Jockeys often wear four or five pairs of goggles to protect their eyes, plus foam rubber inside their silks to protect their knees and legs. At Waterford, Jockey J. J. Thompson says, "It says in the Bible they used to stone people to death. It's still happening here." To fight the cold, jocks often encase their feet in Saran Wrap, and their hands in surgical gloves. They cover their faces with Vaseline and masks. Keystone Rider Steve Pagano says that once when he was riding in the winter at Suffolk, he got hit in the mouth by a frozen clod "but I was so numb I didn't even know I was bleeding until I got back to the jockeys' room."

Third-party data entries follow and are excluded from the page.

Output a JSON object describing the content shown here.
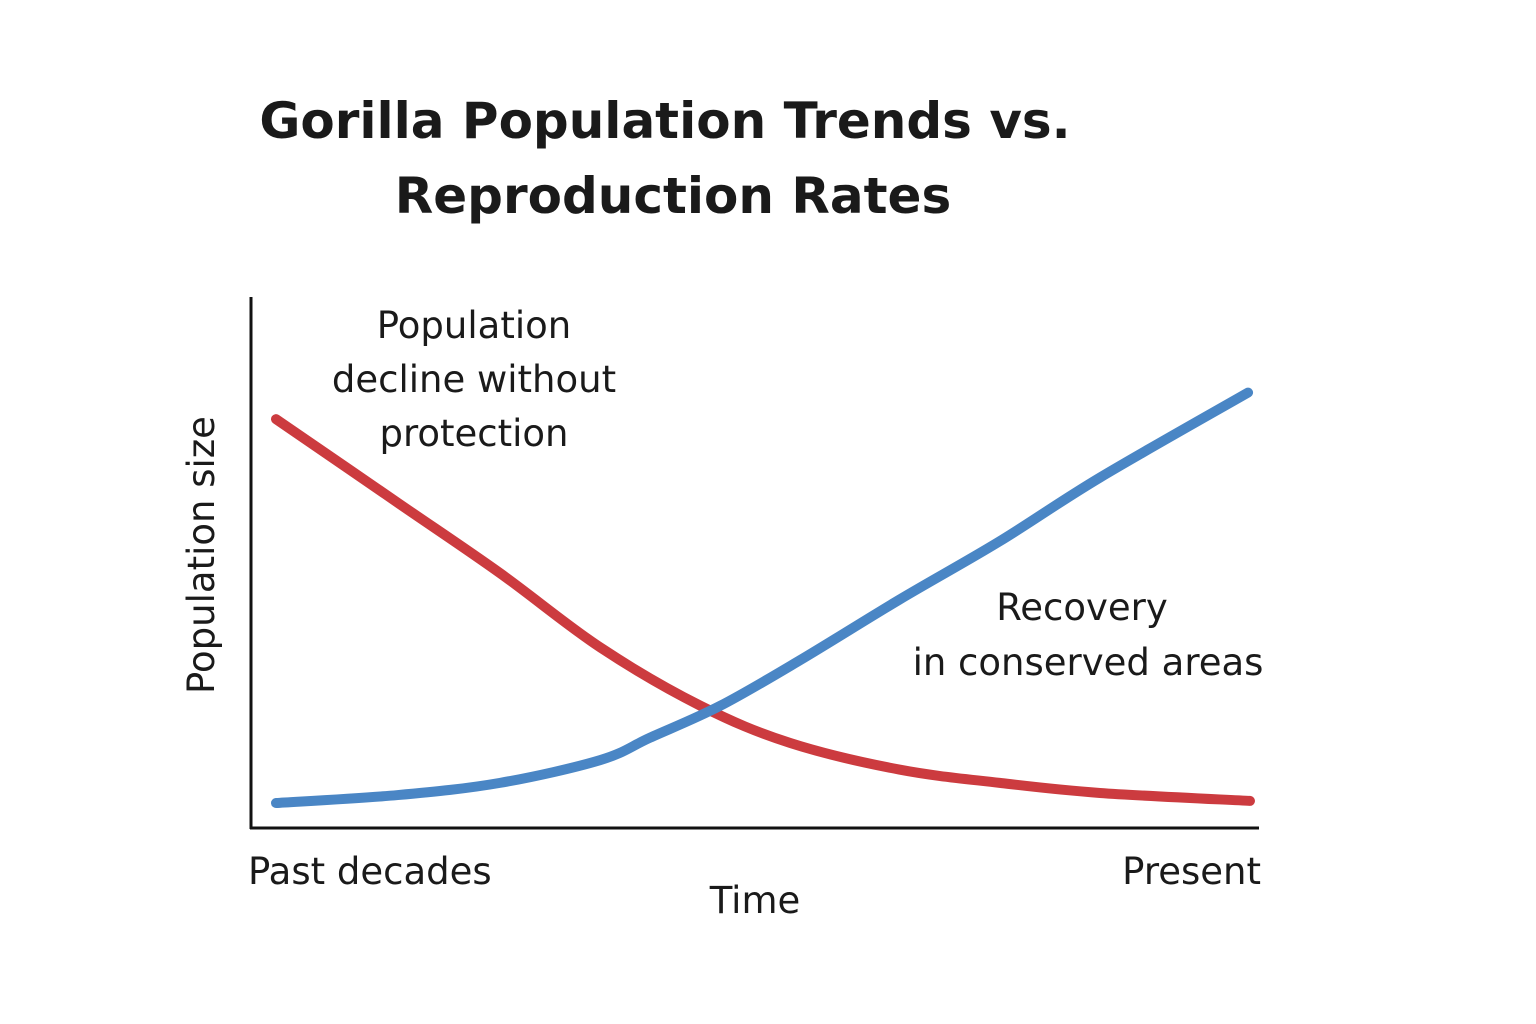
{
  "chart_data": {
    "type": "line",
    "title": [
      "Gorilla Population Trends vs.",
      "Reproduction Rates"
    ],
    "xlabel": "Time",
    "ylabel": "Population size",
    "x_tick_labels": [
      "Past decades",
      "Present"
    ],
    "xlim": [
      0,
      100
    ],
    "ylim": [
      0,
      100
    ],
    "grid": false,
    "series": [
      {
        "color": "#cc3b3f",
        "x": [
          0,
          12.7,
          23,
          33.3,
          43.6,
          52.8,
          64,
          74.3,
          84.6,
          100
        ],
        "y": [
          77,
          61,
          48,
          34,
          23,
          16,
          11,
          8.5,
          6.6,
          5.1
        ]
      },
      {
        "color": "#4a86c5",
        "x": [
          0,
          12.5,
          23,
          33.3,
          38.4,
          45.6,
          53.8,
          64,
          74.3,
          84.6,
          99.8
        ],
        "y": [
          4.7,
          6.2,
          8.5,
          12.8,
          17,
          23,
          31.6,
          43,
          54,
          66,
          82
        ]
      }
    ],
    "annotations": [
      {
        "lines": [
          "Population",
          "decline without",
          "protection"
        ]
      },
      {
        "lines": [
          "Recovery",
          "in conserved areas"
        ]
      }
    ]
  }
}
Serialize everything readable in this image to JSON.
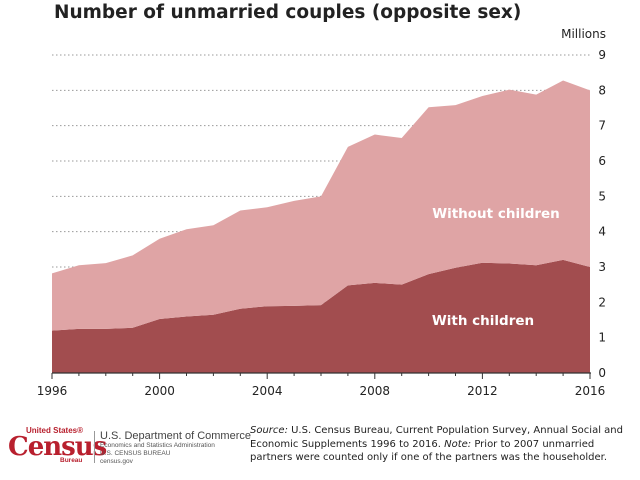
{
  "chart_data": {
    "type": "area",
    "stacked": true,
    "title": "Number of unmarried couples (opposite sex)",
    "ylabel": "Millions",
    "xlim": [
      1996,
      2016
    ],
    "ylim": [
      0,
      9
    ],
    "x_ticks": [
      1996,
      2000,
      2004,
      2008,
      2012,
      2016
    ],
    "y_ticks": [
      0,
      1,
      2,
      3,
      4,
      5,
      6,
      7,
      8,
      9
    ],
    "grid": "horizontal-dotted",
    "x": [
      1996,
      1997,
      1998,
      1999,
      2000,
      2001,
      2002,
      2003,
      2004,
      2005,
      2006,
      2007,
      2008,
      2009,
      2010,
      2011,
      2012,
      2013,
      2014,
      2015,
      2016
    ],
    "series": [
      {
        "name": "With children",
        "color": "#a24d4f",
        "values": [
          1.2,
          1.25,
          1.25,
          1.28,
          1.53,
          1.6,
          1.65,
          1.82,
          1.89,
          1.9,
          1.92,
          2.48,
          2.55,
          2.5,
          2.8,
          2.98,
          3.12,
          3.1,
          3.05,
          3.2,
          3.0
        ]
      },
      {
        "name": "Without children",
        "color": "#dfa4a5",
        "values": [
          1.62,
          1.8,
          1.86,
          2.05,
          2.27,
          2.47,
          2.53,
          2.78,
          2.8,
          2.97,
          3.08,
          3.92,
          4.2,
          4.15,
          4.72,
          4.6,
          4.72,
          4.92,
          4.83,
          5.08,
          5.0
        ]
      }
    ]
  },
  "footer": {
    "source_label": "Source:",
    "source_text": " U.S. Census Bureau, Current Population Survey, Annual Social and Economic Supplements 1996 to 2016. ",
    "note_label": "Note:",
    "note_text": " Prior to 2007 unmarried partners were counted only if one of the partners was the householder."
  },
  "logo": {
    "us": "United States®",
    "census": "Census",
    "bureau": "Bureau",
    "dept": "U.S. Department of Commerce",
    "line2": "Economics and Statistics Administration",
    "line3": "U.S. CENSUS BUREAU",
    "line4": "census.gov"
  }
}
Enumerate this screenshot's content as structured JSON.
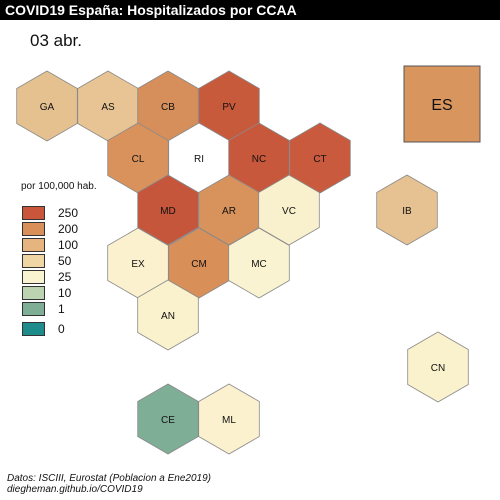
{
  "title": "COVID19 España: Hospitalizados por CCAA",
  "date": "03 abr.",
  "legend": {
    "title": "por 100,000 hab.",
    "items": [
      {
        "label": "250",
        "color": "#c9553a"
      },
      {
        "label": "200",
        "color": "#d98f58"
      },
      {
        "label": "100",
        "color": "#e5b47f"
      },
      {
        "label": "50",
        "color": "#efd6a4"
      },
      {
        "label": "25",
        "color": "#faf3d2"
      },
      {
        "label": "10",
        "color": "#bcd4b2"
      },
      {
        "label": "1",
        "color": "#7fae96"
      },
      {
        "label": "0",
        "color": "#1f8c8c"
      }
    ]
  },
  "map": {
    "regions": [
      {
        "code": "GA",
        "color": "#e5c190"
      },
      {
        "code": "AS",
        "color": "#e8c494"
      },
      {
        "code": "CB",
        "color": "#d68e5a"
      },
      {
        "code": "PV",
        "color": "#c85a3c"
      },
      {
        "code": "CL",
        "color": "#d9925c"
      },
      {
        "code": "RI",
        "color": "#ffffff"
      },
      {
        "code": "NC",
        "color": "#c8583c"
      },
      {
        "code": "CT",
        "color": "#c95a3d"
      },
      {
        "code": "MD",
        "color": "#c5553b"
      },
      {
        "code": "AR",
        "color": "#d8925c"
      },
      {
        "code": "VC",
        "color": "#f9f1cd"
      },
      {
        "code": "IB",
        "color": "#e6c292"
      },
      {
        "code": "EX",
        "color": "#fbf1cf"
      },
      {
        "code": "CM",
        "color": "#d88f58"
      },
      {
        "code": "MC",
        "color": "#faf3d2"
      },
      {
        "code": "AN",
        "color": "#faf1cd"
      },
      {
        "code": "CN",
        "color": "#faf1cd"
      },
      {
        "code": "CE",
        "color": "#7fae96"
      },
      {
        "code": "ML",
        "color": "#fbf1cf"
      }
    ],
    "national": {
      "code": "ES",
      "color": "#d8955e"
    }
  },
  "caption": {
    "line1": "Datos: ISCIII, Eurostat (Poblacion a Ene2019)",
    "line2": "diegheman.github.io/COVID19"
  }
}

The other day, racing at Waterford was called off by the jocks because of poor track conditions. General Manager Howard S. Graham, who contends that "winter racing is a little more exciting because you never know what's going to happen," was furious. He tried and failed to intimidate the riders, which prompted one to look at him from afar an mumble, "I guess you can't be tall and have brains too."

Horses as well as jockeys take a beating in winter. Cracked heels are a constant threat and are harder for a horse to recover from in cold weather than in warm. Chemicals used in the track to fight changing weather raise havoc with a horse's eyes and hooves. Worse, the cheap winter horses often don't get the rest that they should.

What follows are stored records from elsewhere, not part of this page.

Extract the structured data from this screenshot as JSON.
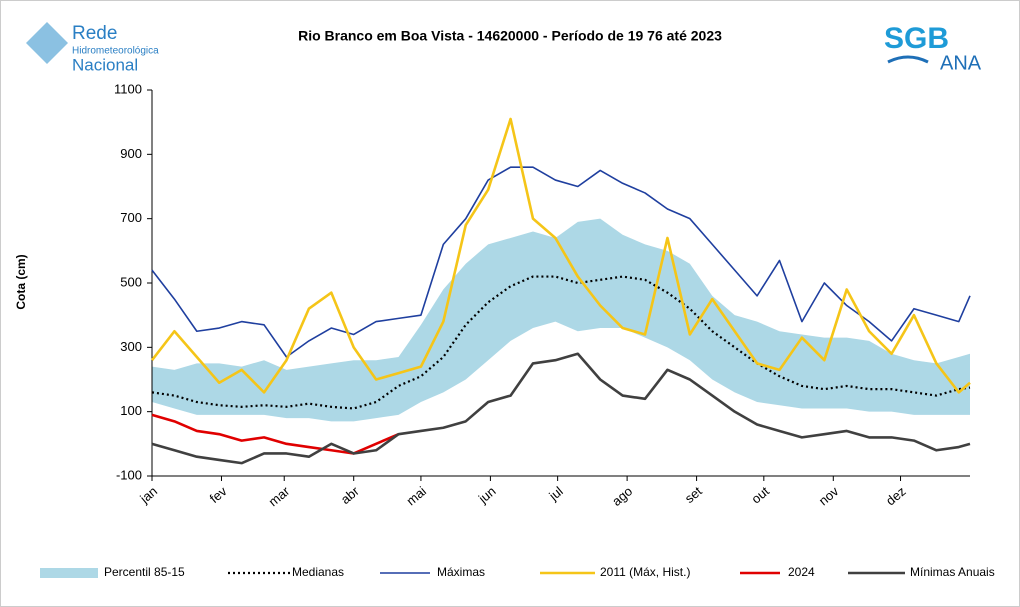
{
  "chart_data": {
    "type": "line",
    "title": "Rio Branco em Boa Vista - 14620000  - Período de 19 76 até 2023",
    "ylabel": "Cota (cm)",
    "logos": {
      "rede": "Rede",
      "hidro": "Hidrometeorológica",
      "nacional": "Nacional",
      "sgb": "SGB",
      "ana": "ANA"
    },
    "x": [
      1,
      11,
      21,
      31,
      41,
      51,
      61,
      71,
      81,
      91,
      101,
      111,
      121,
      131,
      141,
      151,
      161,
      171,
      181,
      191,
      201,
      211,
      221,
      231,
      241,
      251,
      261,
      271,
      281,
      291,
      301,
      311,
      321,
      331,
      341,
      351,
      361,
      366
    ],
    "xlim": [
      1,
      366
    ],
    "xticks": [
      {
        "value": 1,
        "label": "jan"
      },
      {
        "value": 32,
        "label": "fev"
      },
      {
        "value": 60,
        "label": "mar"
      },
      {
        "value": 91,
        "label": "abr"
      },
      {
        "value": 121,
        "label": "mai"
      },
      {
        "value": 152,
        "label": "jun"
      },
      {
        "value": 182,
        "label": "jul"
      },
      {
        "value": 213,
        "label": "ago"
      },
      {
        "value": 244,
        "label": "set"
      },
      {
        "value": 274,
        "label": "out"
      },
      {
        "value": 305,
        "label": "nov"
      },
      {
        "value": 335,
        "label": "dez"
      }
    ],
    "ylim": [
      -100,
      1100
    ],
    "yticks": [
      -100,
      100,
      300,
      500,
      700,
      900,
      1100
    ],
    "series": [
      {
        "name": "Percentil 85-15",
        "style": "band",
        "color": "#add8e6",
        "upper": [
          240,
          230,
          250,
          250,
          240,
          260,
          230,
          240,
          250,
          260,
          260,
          270,
          370,
          480,
          560,
          620,
          640,
          660,
          640,
          690,
          700,
          650,
          620,
          600,
          560,
          460,
          400,
          380,
          350,
          340,
          330,
          330,
          320,
          280,
          260,
          250,
          270,
          280
        ],
        "lower": [
          130,
          110,
          90,
          90,
          90,
          90,
          80,
          80,
          70,
          70,
          80,
          90,
          130,
          160,
          200,
          260,
          320,
          360,
          380,
          350,
          360,
          360,
          330,
          300,
          260,
          200,
          160,
          130,
          120,
          110,
          110,
          110,
          100,
          100,
          90,
          90,
          90,
          90
        ]
      },
      {
        "name": "Medianas",
        "style": "dotted",
        "color": "#000000",
        "values": [
          160,
          150,
          130,
          120,
          115,
          120,
          115,
          125,
          115,
          110,
          130,
          180,
          210,
          270,
          370,
          440,
          490,
          520,
          520,
          500,
          510,
          520,
          510,
          470,
          420,
          350,
          300,
          250,
          210,
          180,
          170,
          180,
          170,
          170,
          160,
          150,
          170,
          175
        ]
      },
      {
        "name": "Máximas",
        "style": "line",
        "color": "#1f3f9f",
        "values": [
          540,
          450,
          350,
          360,
          380,
          370,
          270,
          320,
          360,
          340,
          380,
          390,
          400,
          620,
          700,
          820,
          860,
          860,
          820,
          800,
          850,
          810,
          780,
          730,
          700,
          620,
          540,
          460,
          570,
          380,
          500,
          430,
          380,
          320,
          420,
          400,
          380,
          460
        ]
      },
      {
        "name": "2011 (Máx, Hist.)",
        "style": "thick",
        "color": "#f5c518",
        "values": [
          260,
          350,
          270,
          190,
          230,
          160,
          260,
          420,
          470,
          300,
          200,
          220,
          240,
          380,
          680,
          790,
          1010,
          700,
          640,
          520,
          430,
          360,
          340,
          640,
          340,
          450,
          350,
          250,
          230,
          330,
          260,
          480,
          350,
          280,
          400,
          250,
          160,
          190
        ]
      },
      {
        "name": "2024",
        "style": "thick",
        "color": "#e00000",
        "values": [
          90,
          70,
          40,
          30,
          10,
          20,
          0,
          -10,
          -20,
          -30,
          0,
          30,
          null,
          null,
          null,
          null,
          null,
          null,
          null,
          null,
          null,
          null,
          null,
          null,
          null,
          null,
          null,
          null,
          null,
          null,
          null,
          null,
          null,
          null,
          null,
          null,
          null,
          null
        ]
      },
      {
        "name": "Mínimas Anuais",
        "style": "thick",
        "color": "#404040",
        "values": [
          0,
          -20,
          -40,
          -50,
          -60,
          -30,
          -30,
          -40,
          0,
          -30,
          -20,
          30,
          40,
          50,
          70,
          130,
          150,
          250,
          260,
          280,
          200,
          150,
          140,
          230,
          200,
          150,
          100,
          60,
          40,
          20,
          30,
          40,
          20,
          20,
          10,
          -20,
          -10,
          0
        ]
      }
    ]
  }
}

In the first 20 days of winter racing at Bowie this year, 10 horses were destroyed after suffering injuries. In a corresponding period at a Maryland track in good weather, an average of three horses are put down. Trainer Jack Mobberly says, "The track is raceable. By that, I mean the horses can get around it, but it's not safe. I think there should be some serious question when so many horses break down." Bowie management says there's nothing wrong with the track.

The concept of winter racing is not new. On Dec. 2, 1933, Charles Town, W. Va. opened not because track President Al Boyle foresaw a winter bonanza, but because that was when his track was sufficiently finished to start taking bets.

Then, in 1957, Bowie opened. And the heartiness of the Bowie breed became legend. On Feb. 16, 1958, heavy snow fell—and 13,554 showed up. Thousands were subsequently stranded. In 1961 a special race train derailed at Bowie, killing six and injuring 200. A bloody and tattered fan, the story goes, refused medical attention. "I came all the way from Philadelphia to bet on a horse in the fourth race," he said. "I'll take care of that first."

Winter racing takes a lot of understanding. Especially from the gamblers, who not only are saddled with figuring out a bunch of horses generally too cheap to have much form, but also with handicapping such factors as wind chill and whether the horse has even been able to work out. At Waterford's private club overlooking the track, maître d'Vince Ianodi whispered, "See that guy over there? He's worth $2 million from betting every horse I tell him to all winter. He used to be worth $4 million."



The horses have to be out in the cold, but for bettors it's another story—and a sad and familiar one.


Who says winter racing is for the birds? One plus is privacy, another is plenty of room.